The present study evaluated the 2 years of data obtained from the repaired defective composite restorations. During the 2-year observation period, the evaluated restorations remained stable and unchanged. It may have resulted from the short observation period reported in this study because this time might have been insufficient for the development of new defects or caries. The exclusion criteria might influence these results. The longevity of posterior composite restorations is generally related to several factors, including tooth type and location, operator, and socioeconomic, demographic, and behavioral elements. The properties of a material may have a minor effect on the longevity of restorations [2]. In the current study, some participants were excluded due to high caries risk, poor periodontal health, parafunctional habits, or pregnancy. The findings are in agreement with previous studies that assessed the clinical longevity of repaired defective composite restorations [11, 25, 33, 34]. Nonetheless, different patient profiles might affect the results of this study.
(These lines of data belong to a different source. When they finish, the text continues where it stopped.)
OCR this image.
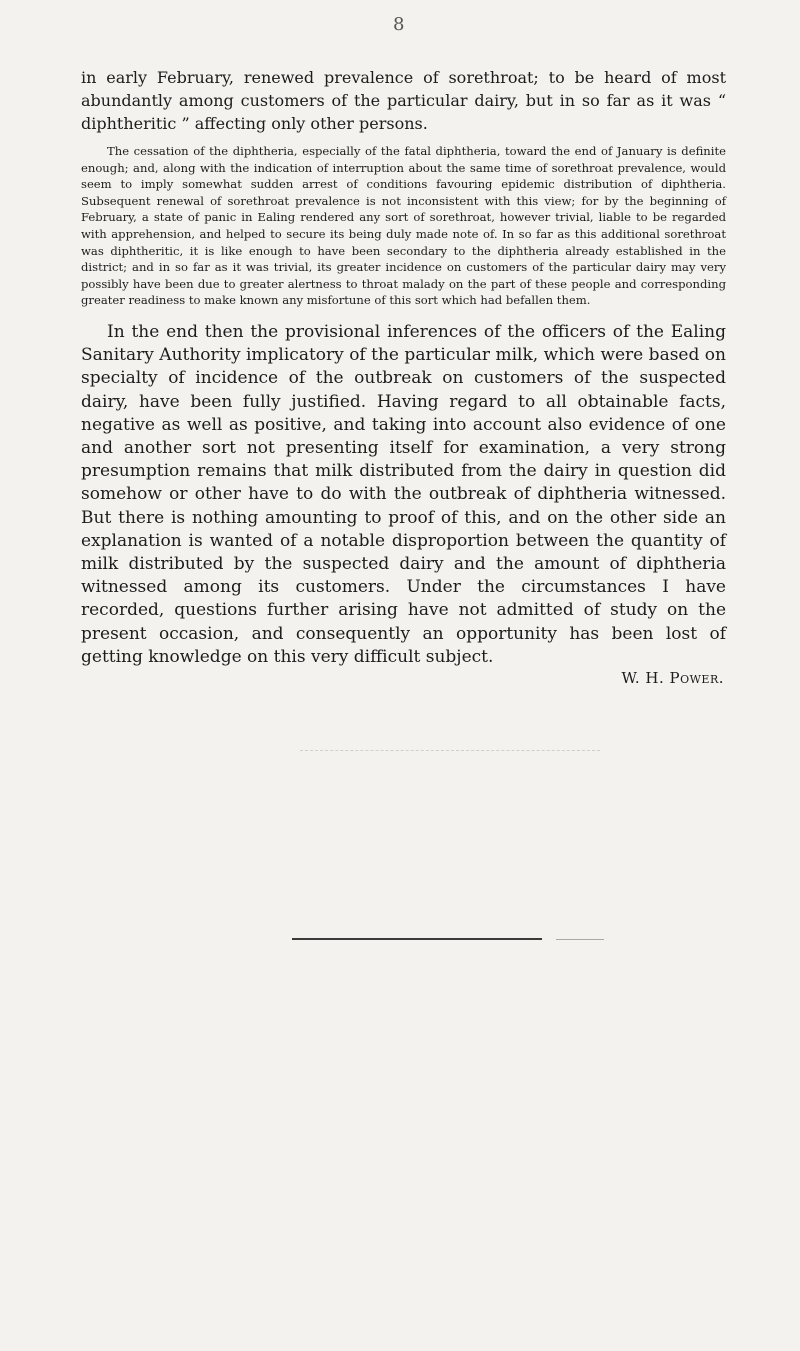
8

in early February, renewed prevalence of sorethroat; to be heard of most abundantly among customers of the particular dairy, but in so far as it was “ diphtheritic ” affecting only other persons.

The cessation of the diphtheria, especially of the fatal diphtheria, toward the end of January is definite enough; and, along with the indication of interruption about the same time of sorethroat prevalence, would seem to imply somewhat sudden arrest of conditions favouring epidemic distribution of diphtheria. Subsequent renewal of sorethroat prevalence is not inconsistent with this view; for by the beginning of February, a state of panic in Ealing rendered any sort of sorethroat, however trivial, liable to be regarded with apprehension, and helped to secure its being duly made note of. In so far as this additional sorethroat was diphtheritic, it is like enough to have been secondary to the diphtheria already established in the district; and in so far as it was trivial, its greater incidence on customers of the particular dairy may very possibly have been due to greater alertness to throat malady on the part of these people and corresponding greater readiness to make known any misfortune of this sort which had befallen them.

In the end then the provisional inferences of the officers of the Ealing Sanitary Authority implicatory of the particular milk, which were based on specialty of incidence of the outbreak on customers of the suspected dairy, have been fully justified. Having regard to all obtainable facts, negative as well as positive, and taking into account also evidence of one and another sort not presenting itself for examination, a very strong presumption remains that milk distributed from the dairy in question did somehow or other have to do with the outbreak of diphtheria witnessed. But there is nothing amounting to proof of this, and on the other side an explanation is wanted of a notable disproportion between the quantity of milk distributed by the suspected dairy and the amount of diphtheria witnessed among its customers. Under the circumstances I have recorded, questions further arising have not admitted of study on the present occasion, and consequently an opportunity has been lost of getting knowledge on this very difficult subject.

W. H. Power.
The different resin composites may be used as filling or as repair materials. In repair procedures, it is advisable but not compulsory to combine identical resin composites [35]. The age of the included defective restorations was retrieved from the dental records. The restorations that were first placed 12 to 24 months ago were repaired. It is in agreement with previous studies [11, 25, 33]. Aging might influence the clinical performance of repair due to a decrease in the number of available vinyl groups for cross polymerization [7, 10, 25]. Moreover, the age of the repaired restoration may alter the effect of the silane coupling agent on the repair.

This study was based on data from a faculty of dentistry hospital of one experienced dentist who specialized in restorative dentistry. The main limitation of this study is the evaluation of a low number of clinical files based on inclusion and exclusion criteria. Furthermore, the evaluation period of restorations is limited to 2 years. More restorations must be evaluated in clinical trials with longer observation periods to confirm these findings.

Conclusion

Within the limitations of the present study, although the long-term results are not yet available, it might be concluded that the defective posterior composite restorations with a defect size of 2–3 mm in diameter might be repaired by roughening with a diamond bur, etching with %37 phosphoric acid, and the use of a universal adhesive with or without the silane application beforehand. The repair of localized defects might be a conservative and suitable treatment to increase the longevity of posterior composite restorations. Favoring repair over replacement could save more time for dentists to treat defective posterior composite restorations and save money for the healthcare system.